ママとパパのイノベーション!「イーブン夫婦」白書No.2

2018/11/21

イーブン夫婦~自己実現のための合理的夫婦形態

前回の記事で、家事や育児など、家の中のことを夫婦でイーブンにこなす、「イーブン夫婦」という新しい夫婦のカタチが出現してきている、という話をしました。

今回は、その「イーブン夫婦」の価値観、情報シェアの仕方、消費、休日の過ごし方などの実態を見ていきたいと思います。

イーブン夫婦の実態・価値観~対等で、柔軟で、リスペクトし合う関係を目指す~

イーブン夫婦は、パパママ共に平均年齢が35歳以下で、家庭科必修&デジタル標準装備世代が多い、という傾向があります。家事・育児の分担比率が5:5もしくは6:4のイーブン夫婦ですが、彼らはどんな思いで家事・育児を分担しているのでしょうか?
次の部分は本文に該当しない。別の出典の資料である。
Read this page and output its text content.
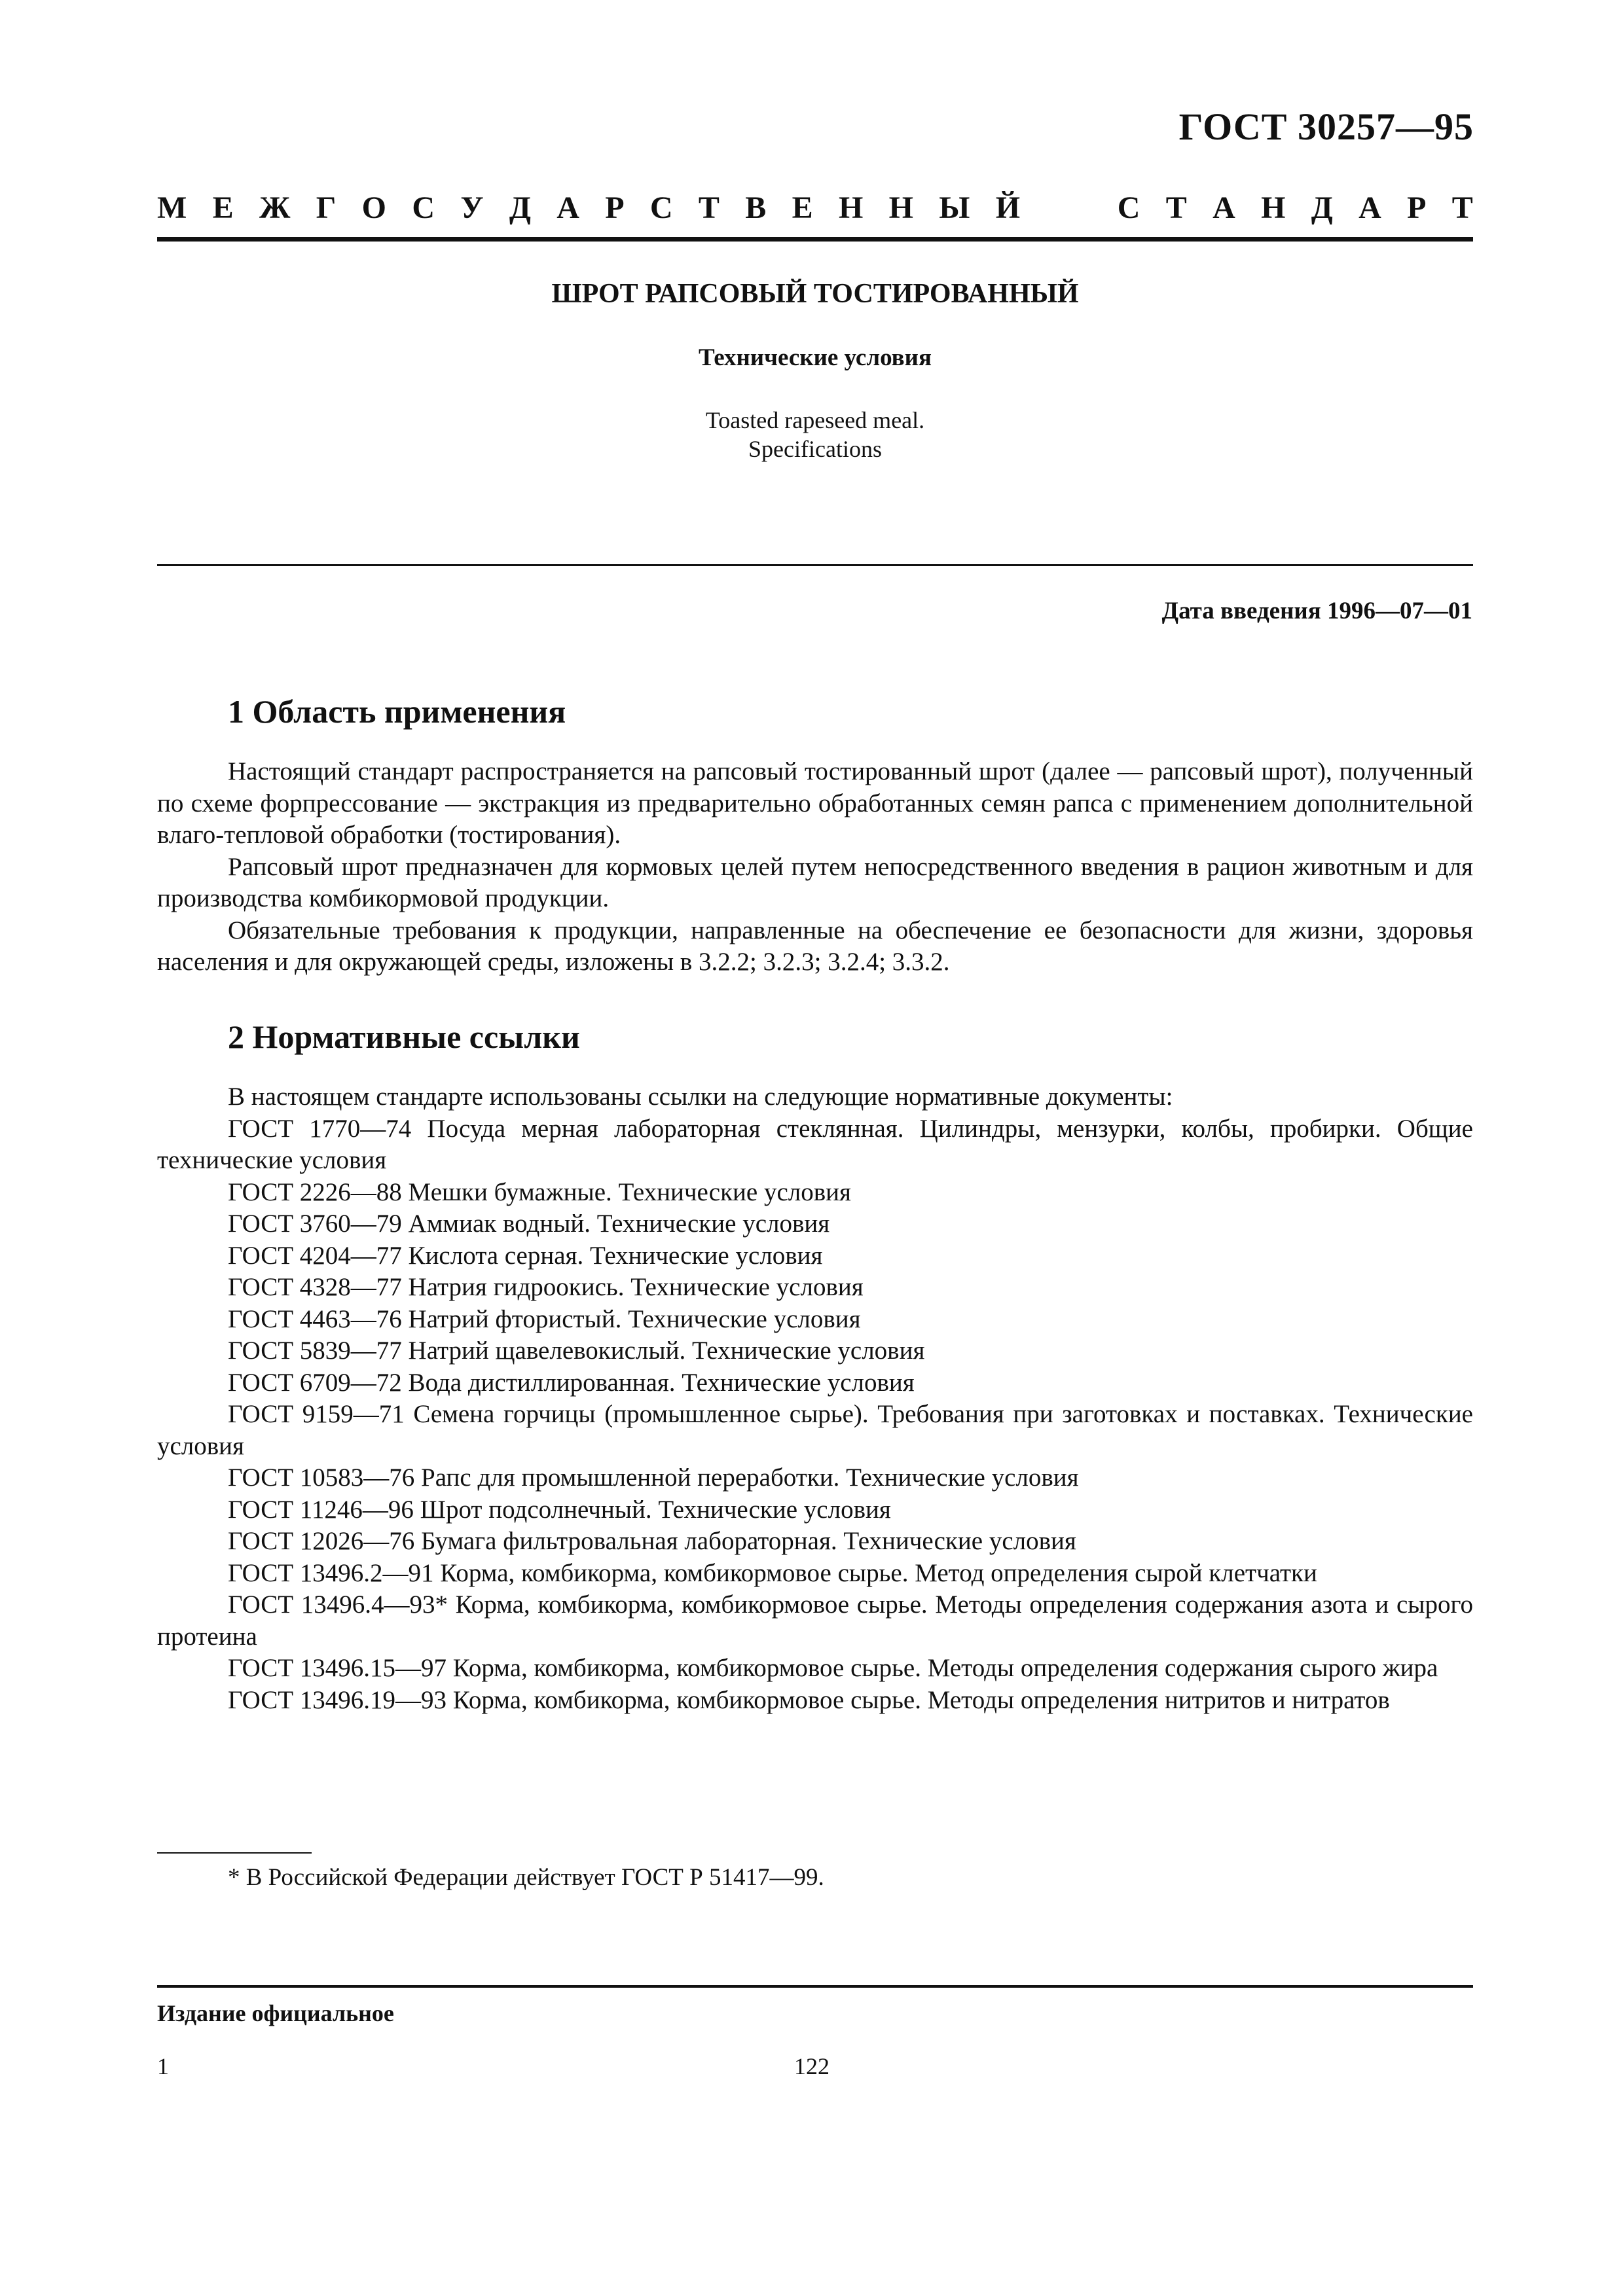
ГОСТ 30257—95
М Е Ж Г О С У Д А Р С Т В Е Н Н Ы Й	С Т А Н Д А Р Т
ШРОТ РАПСОВЫЙ ТОСТИРОВАННЫЙ
Технические условия
Toasted rapeseed meal.
Specifications
Дата введения 1996—07—01
1 Область применения

Настоящий стандарт распространяется на рапсовый тостированный шрот (далее — рапсовый шрот), полученный по схеме форпрессование — экстракция из предварительно обработанных семян рапса с применением дополнительной влаго-тепловой обработки (тостирования).

Рапсовый шрот предназначен для кормовых целей путем непосредственного введения в рацион животным и для производства комбикормовой продукции.

Обязательные требования к продукции, направленные на обеспечение ее безопасности для жизни, здоровья населения и для окружающей среды, изложены в 3.2.2; 3.2.3; 3.2.4; 3.3.2.

2 Нормативные ссылки

В настоящем стандарте использованы ссылки на следующие нормативные документы:

ГОСТ 1770—74 Посуда мерная лабораторная стеклянная. Цилиндры, мензурки, колбы, пробирки. Общие технические условия

ГОСТ 2226—88 Мешки бумажные. Технические условия

ГОСТ 3760—79 Аммиак водный. Технические условия

ГОСТ 4204—77 Кислота серная. Технические условия

ГОСТ 4328—77 Натрия гидроокись. Технические условия

ГОСТ 4463—76 Натрий фтористый. Технические условия

ГОСТ 5839—77 Натрий щавелевокислый. Технические условия

ГОСТ 6709—72 Вода дистиллированная. Технические условия

ГОСТ 9159—71 Семена горчицы (промышленное сырье). Требования при заготовках и поставках. Технические условия

ГОСТ 10583—76 Рапс для промышленной переработки. Технические условия

ГОСТ 11246—96 Шрот подсолнечный. Технические условия

ГОСТ 12026—76 Бумага фильтровальная лабораторная. Технические условия

ГОСТ 13496.2—91 Корма, комбикорма, комбикормовое сырье. Метод определения сырой клетчатки

ГОСТ 13496.4—93* Корма, комбикорма, комбикормовое сырье. Методы определения содержания азота и сырого протеина

ГОСТ 13496.15—97 Корма, комбикорма, комбикормовое сырье. Методы определения содержания сырого жира

ГОСТ 13496.19—93 Корма, комбикорма, комбикормовое сырье. Методы определения нитритов и нитратов

* В Российской Федерации действует ГОСТ Р 51417—99.
Издание официальное
1	122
調査結果からイーブン夫婦のリアルな実態に迫っていきます。

まず、家事・育児に関する意識・実態です。

家事・育児に関する意識・実態

イーブン夫婦ママが、ママ全体と比べて高い項目として、「子育てや家事を母親と同等にこなせる父親はかっこいいと思う64.6%」(ママ全体39.1%)があります。「夫がつくる得意メニューがある35.4%」(ママ全体17.4%)、「夫が献立を考え、料理することがよくある31.3%」(ママ全体7.2%)など料理に積極的なパパの実態も見られます。

さらに、イーブン夫婦パパは「苦手/やったことがない家事や育児でも、インターネットなどで調べれば男女関係なくできると思う26.5%」(パパ全体15.3%)のスコアが高くなっています。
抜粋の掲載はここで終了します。